Далеко не про каждого человека скажешь, что он заслуживает искренней благодарности тех людей, с которыми сталкивался и которые, разумеется, способны на это чувство благодарности. Фролов сделал столько добра окружавшим его людям, что, несмотря на все трения и возникавшие с некоторыми из них взаимонепонимания, у меня нет ни малейшего сомнения в их очистившемся сейчас от мелких недоумений чувстве благодарности к этому выдающемуся человеку. Заканчивая свое выступление, хочу сказать, что мы еще долго будем вспоминать об этой эпохе длиною в четверть века, особенно если она не дай Бог завершится, мы будем помнить, что мы пережили в нашей истории самую свободную эпоху, которая в России была, а одним из создателей этой эпохи был Иван Тимофеевич Фролов. За это и за многое другое ему спасибо.
13. Что-то вроде инициации
(Столкновение с Л. Ф. Ильичёвым)
Так получилось, что по натуре, по жизни, в советское время я воспитал в себе принципиальное аутсайдерство. Никогда никуда не избирался, не лез даже в школьную власть. Мне хватило того, что после первого класса меня назначили в пионерлагере командиром отряда. А потом и в пионерах, и в комсомоле увиливал от всех возможных начальственных постов. Никаких протестных жестов, просто претило. Тут надо добавить биографическую подробность, что моя
В журнал «Вопросы философии» в 1974 г. попал по протекции Мераба Мамардашвили, лекции которого я ходил слушать, а потом в послелекционных разговорах он узнал, что я без работы. И отправил в журнал, где сам работал заместителем главного редактора. Но решал не он, а главный, Иван Фролов. Опять же необходимо добавить, что и Мамардашвили, и Фролов учились в университете вместе с моим отцом. Прежде чем взять меня на работу, Иван Фролов предложил мне отредактировать одну статью, написать отзыв на другую и показать свои публикации. В журнале «Вопросы литературы» у меня была большая статья о Михаиле Каткове как трагической фигуре русской истории, совсем не ортодоксальная. Но, видимо, это ему и понравилось. Наконец, меня вызвали в журнал, пригласили в кабинет Главного. Фролов сидел за столом, в углу в кресле сидел Мераб.

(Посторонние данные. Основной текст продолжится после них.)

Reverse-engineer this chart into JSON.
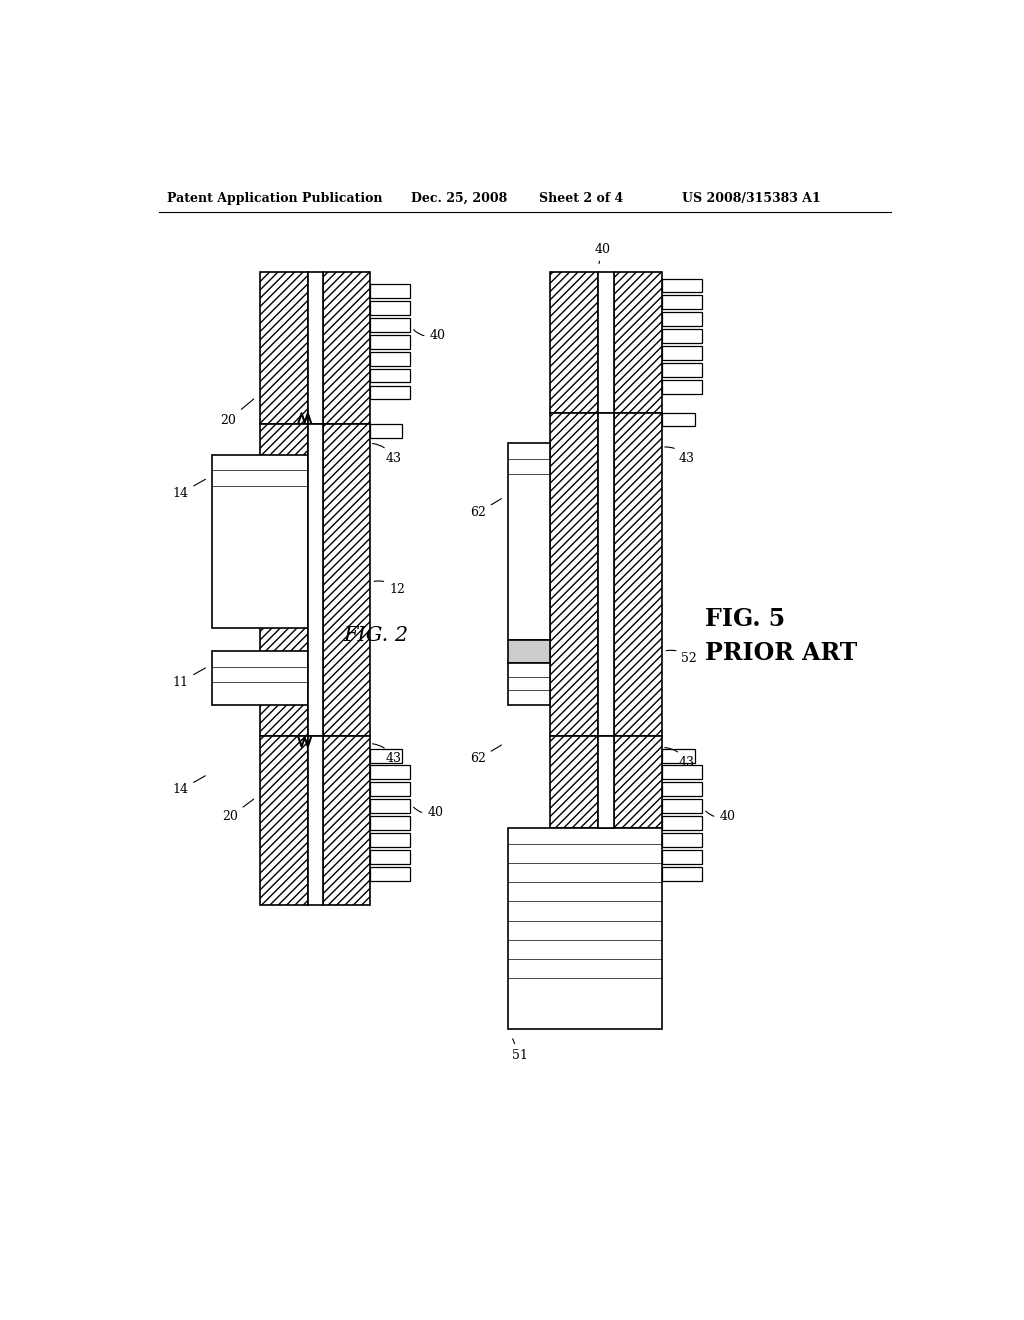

Мераб Константинович Мамардашвили
Фролов сказал: «Отзыв хорошо написали, отредактировали тоже нормально, сами писать умеете. Вы нам подходите. Последний вопрос: вы член партии?» Я посмотрел вопросительно на Мераба, тот сквозь темные очки смотрел на свою трубку, вертел ее в руках, начал набивать табаком. И неожиданно я сообразил: «Но я же член ВЛКСМ». Я уже года три не платил взносов, а тут вспомнил, что там состоят до 28 лет. А мне еще 27, а потом меня оттуда никто не выгонял. Я и сказал про комсомольское членство. «Слава Богу!» – воскликнул главный редактор. И я был принят на работу.

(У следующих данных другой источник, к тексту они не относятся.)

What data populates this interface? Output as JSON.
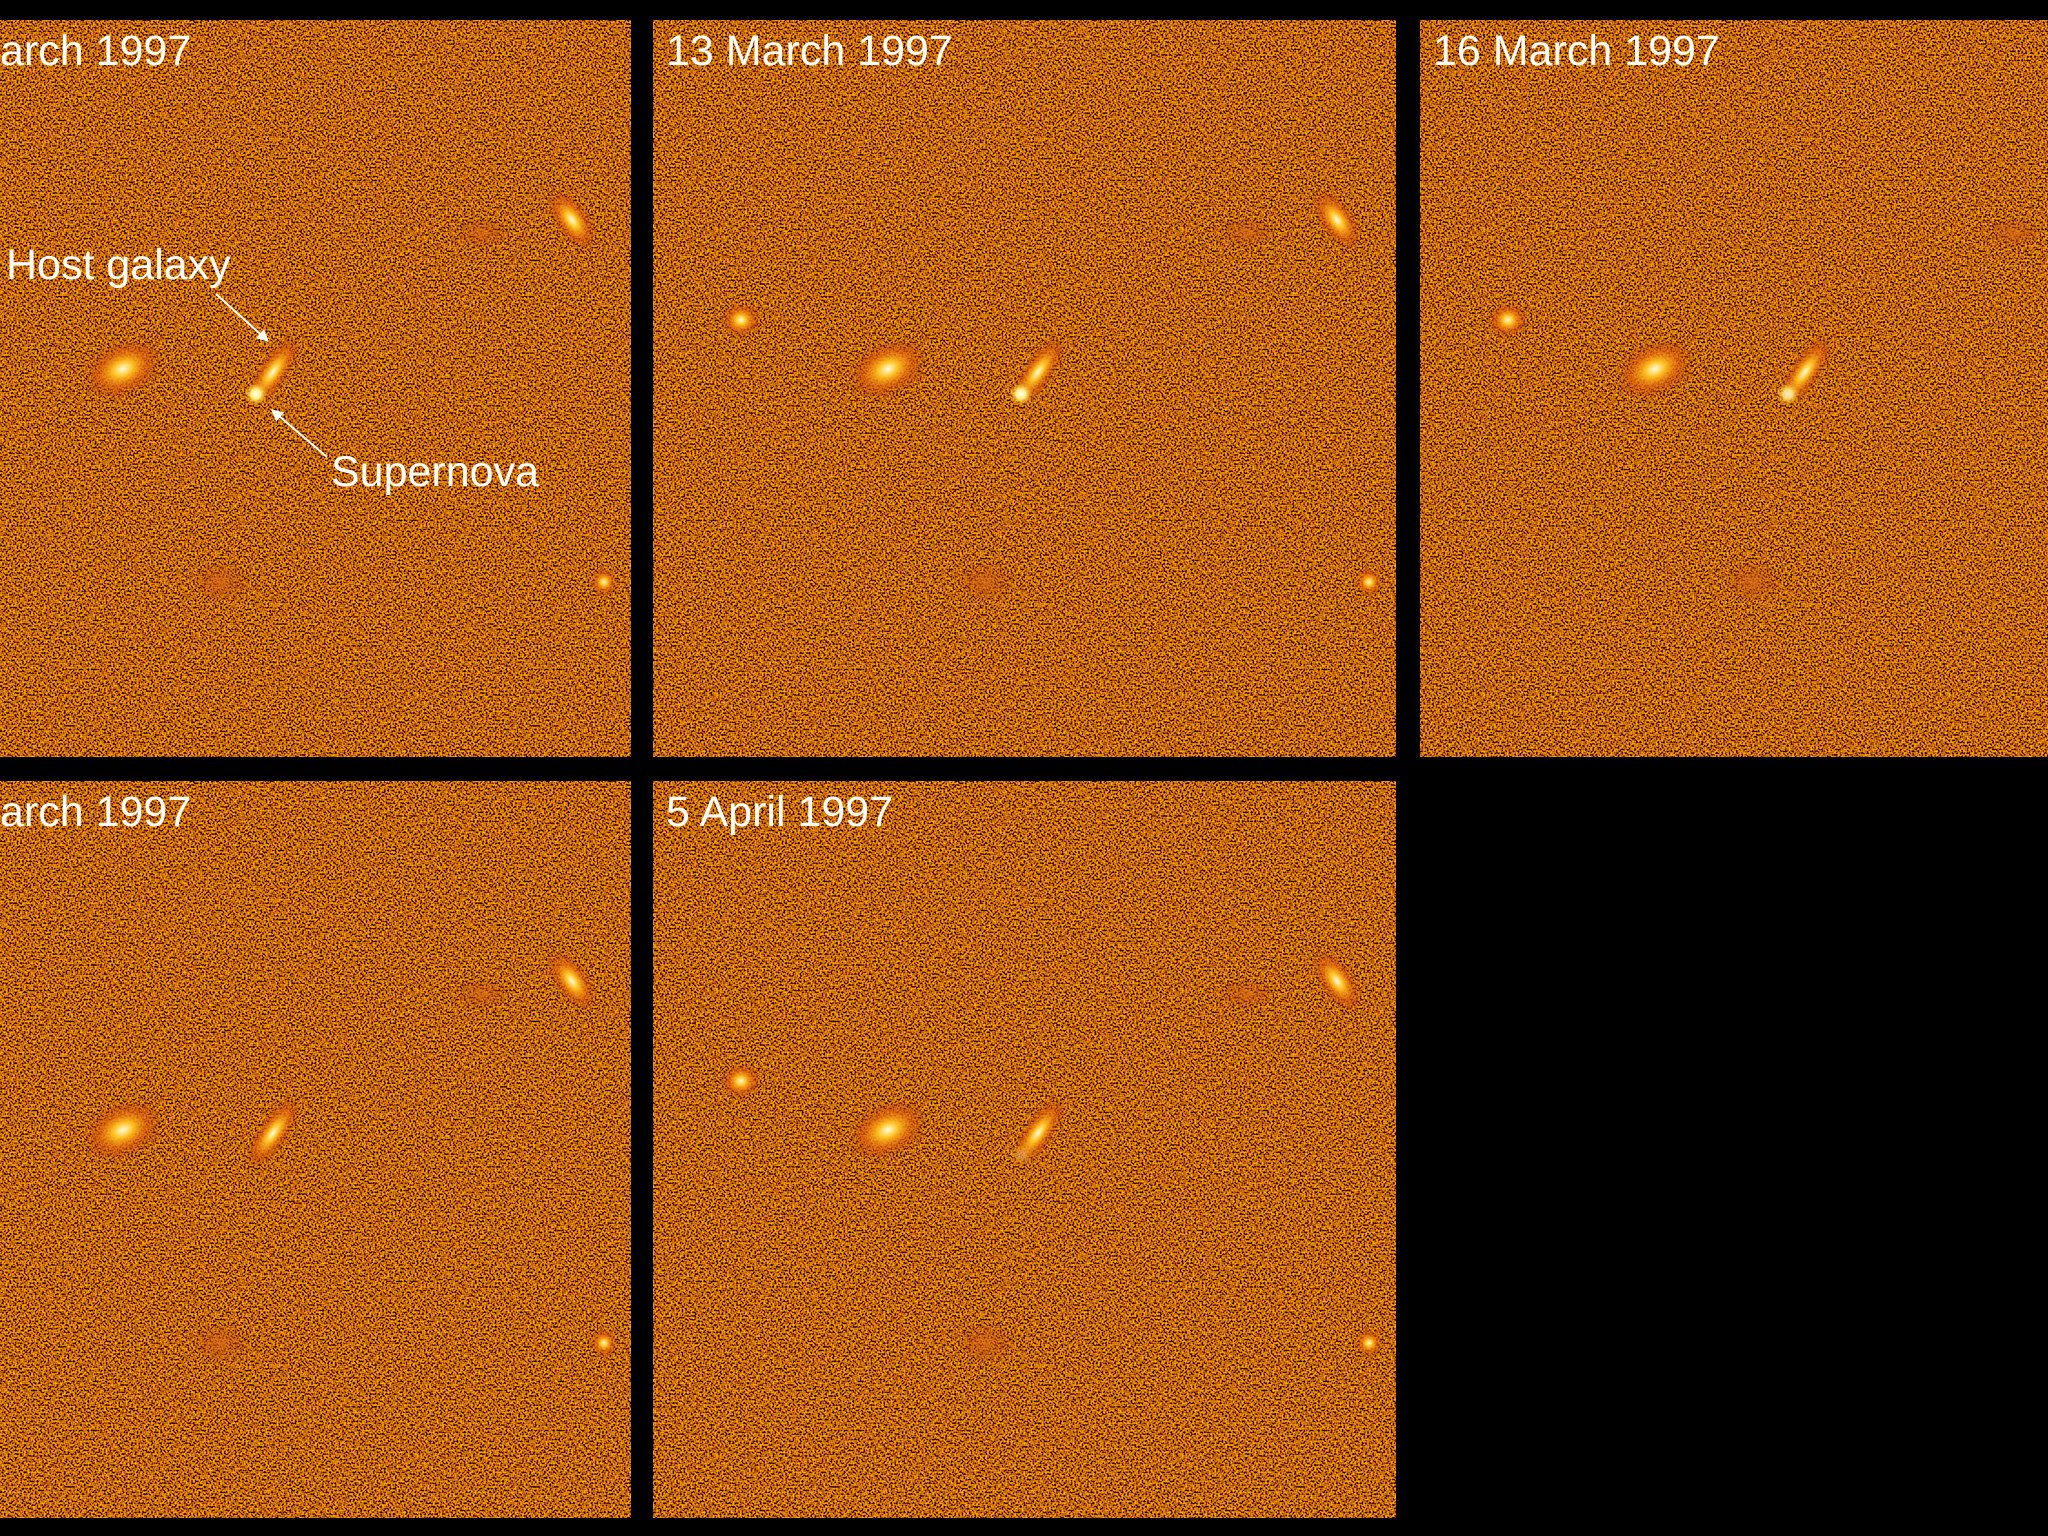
{
  "panels": [
    {
      "date": "arch 1997"
    },
    {
      "date": "13 March 1997"
    },
    {
      "date": "16 March 1997"
    },
    {
      "date": "arch 1997"
    },
    {
      "date": "5 April 1997"
    }
  ],
  "annotations": {
    "host": "Host galaxy",
    "supernova": "Supernova"
  }
}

Месяца через два случился первый намек на необходимость инициации. Ведь, если разобраться, что такое инициация? Это, когда ты становишься таким, как все, на равных правах вступаешь в стаю. Фролов вызвал меня в кабинет: «Нам разнарядку спустили, дают одно место для вступления в партию. Я хочу, чтобы ты подал бумаги». Это был караул. Получая уже два месяца зарплату, остаться опять без копейки не хотелось. Но в партию еще больше не хотелось. Попробовал отшутиться: «А в какую партию, Иван Тимофеевич?» Он поднял брови: «То есть?» Продолжая свою полушутку, я пробормотал: «Я бы предпочел кадетскую». Он оторопело посмотрел на меня, потом засмеялся: «Ладно, иди». И больше этих вопросов не было.
Но испытание было еще впереди. Назвать ли его инициацией? Не знаю. Судить читателю.

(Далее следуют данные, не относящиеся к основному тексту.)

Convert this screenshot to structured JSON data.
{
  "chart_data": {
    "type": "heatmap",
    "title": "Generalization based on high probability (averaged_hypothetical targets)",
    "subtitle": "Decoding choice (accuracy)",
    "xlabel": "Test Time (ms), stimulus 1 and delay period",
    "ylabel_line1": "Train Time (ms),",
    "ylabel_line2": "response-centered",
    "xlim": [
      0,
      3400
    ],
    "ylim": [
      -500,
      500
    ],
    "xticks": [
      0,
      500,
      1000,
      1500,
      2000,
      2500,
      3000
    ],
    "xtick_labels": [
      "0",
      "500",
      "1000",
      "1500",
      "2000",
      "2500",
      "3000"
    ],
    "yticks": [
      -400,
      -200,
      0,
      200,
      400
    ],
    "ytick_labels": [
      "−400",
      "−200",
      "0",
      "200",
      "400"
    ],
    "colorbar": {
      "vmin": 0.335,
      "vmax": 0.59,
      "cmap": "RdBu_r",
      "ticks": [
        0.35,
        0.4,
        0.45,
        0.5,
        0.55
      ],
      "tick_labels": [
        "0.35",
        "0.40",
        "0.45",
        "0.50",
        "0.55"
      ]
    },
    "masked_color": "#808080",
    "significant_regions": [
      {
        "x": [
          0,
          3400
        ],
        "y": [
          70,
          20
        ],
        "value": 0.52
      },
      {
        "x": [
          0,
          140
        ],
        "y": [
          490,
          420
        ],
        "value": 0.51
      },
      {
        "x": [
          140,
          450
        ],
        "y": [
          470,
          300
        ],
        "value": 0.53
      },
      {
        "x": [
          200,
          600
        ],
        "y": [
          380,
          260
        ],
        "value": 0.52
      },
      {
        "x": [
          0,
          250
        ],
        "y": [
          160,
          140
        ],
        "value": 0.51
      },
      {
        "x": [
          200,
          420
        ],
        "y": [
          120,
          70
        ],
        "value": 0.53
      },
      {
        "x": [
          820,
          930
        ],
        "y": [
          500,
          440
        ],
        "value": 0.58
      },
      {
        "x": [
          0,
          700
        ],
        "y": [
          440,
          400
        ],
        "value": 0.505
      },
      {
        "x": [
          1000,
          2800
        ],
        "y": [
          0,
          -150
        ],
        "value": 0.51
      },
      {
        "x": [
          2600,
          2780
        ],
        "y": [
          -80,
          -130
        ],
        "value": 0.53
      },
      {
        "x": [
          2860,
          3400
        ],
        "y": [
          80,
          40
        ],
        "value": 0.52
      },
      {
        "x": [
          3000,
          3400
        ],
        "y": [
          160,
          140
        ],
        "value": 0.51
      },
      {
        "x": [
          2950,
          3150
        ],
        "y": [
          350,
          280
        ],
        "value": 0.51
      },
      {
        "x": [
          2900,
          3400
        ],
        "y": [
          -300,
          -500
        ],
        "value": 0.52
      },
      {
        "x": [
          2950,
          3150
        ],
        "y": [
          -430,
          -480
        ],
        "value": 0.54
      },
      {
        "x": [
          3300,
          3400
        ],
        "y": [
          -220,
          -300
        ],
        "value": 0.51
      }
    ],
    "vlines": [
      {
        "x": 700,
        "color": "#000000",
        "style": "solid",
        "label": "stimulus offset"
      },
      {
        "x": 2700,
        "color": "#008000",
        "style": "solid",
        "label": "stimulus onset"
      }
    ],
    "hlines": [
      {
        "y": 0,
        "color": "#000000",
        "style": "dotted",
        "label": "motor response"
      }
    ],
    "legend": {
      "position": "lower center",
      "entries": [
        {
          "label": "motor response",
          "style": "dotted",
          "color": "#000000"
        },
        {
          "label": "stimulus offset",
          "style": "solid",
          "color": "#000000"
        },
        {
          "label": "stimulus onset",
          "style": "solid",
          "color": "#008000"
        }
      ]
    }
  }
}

Был такой в советское время политический деятель Леонид Федорович Ильичёв. Говорят, принимал серьезное участие в разгроме выставки в Манеже в 1963 г., потом запретил фильм «Застава Ильича». Остряки хохмили, что на пути фильма встала «застава Ильичева». Человек был весьма важный. В 1958–1961 гг. заведующий Отделом пропаганды и агитации ЦК партии. В 1961–1965 гг. секретарь ЦК КПСС и председатель Идеологической комиссии ЦК КПСС.